5. Interactive Films

Moff Tarkin Star Wars
Quantic Dream

While movies continue to do a terrible job of adapting video games (the 2010s giving us such flops as Assassin's Creed and Warcraft) and, let's be fair, video game tie-ins to movies rarely fare any better, the two media forms are nevertheless growing closer together.

By the end of the 2010s, the video game industry worldwide generated around $150 billion of income per year, so it's no surprise that movies would want a slice of that.

Games offer a form of narrative that movies do not, one in which the audience is in control and can customise their own experience, something that the twenty-first century consumer demands more than in any previous era.

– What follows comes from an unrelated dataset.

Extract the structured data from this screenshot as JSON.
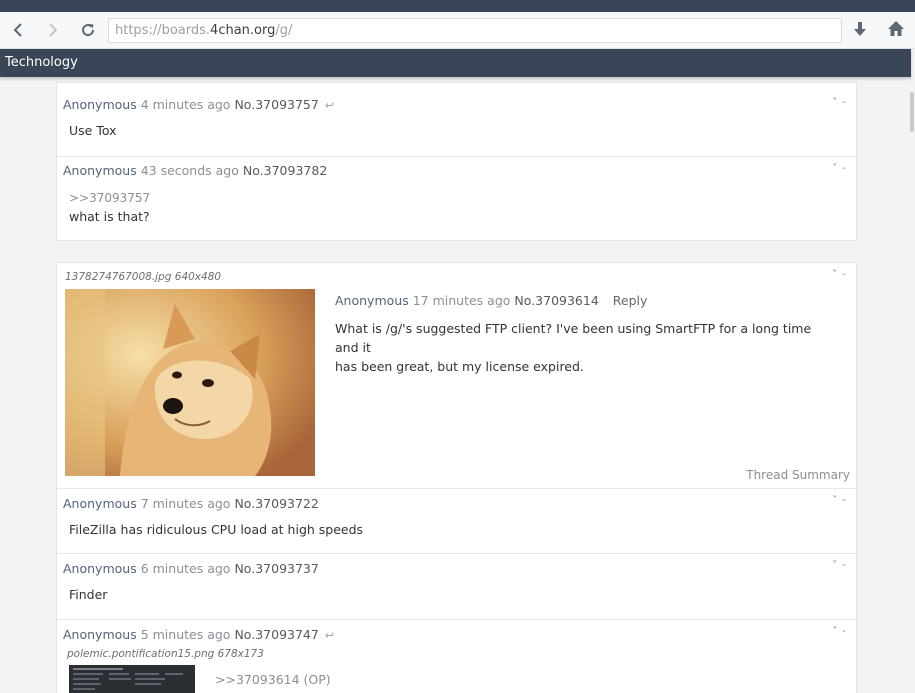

Across the 2020s, then, expect movies to experiment more and more with a form of "choose your own adventure"-style interactivity, even as games become more cinematic in their visual stylings and storytelling, alongside casting A-list movie talent.

We have already seen the beginnings of this coming together of movies and games in the past couple of years. From the side of movies becoming more like interactive games we have seen Netflix experiment with the multi-pathed Black Mirror movie Bandersnatch, while companies like Telltale Games and Quantic Dream have increasingly produced video games that play like TV shows where you can choose the outcome.

At the start of the past decade Quantic Dream and creator David Cage were delivering a clunky, flat storyline and unengaging characters in Heavy Rain. By the end of the 2010s they had given us Detroit: Become Human, a far more creative, engaging and bingeable piece of screen entertainment than the very similar setup of TV rival Humans.

How long before a cinematic release of a movie in which the audience votes on the path of the narrative? It would practically guarantee repeat ticket sales.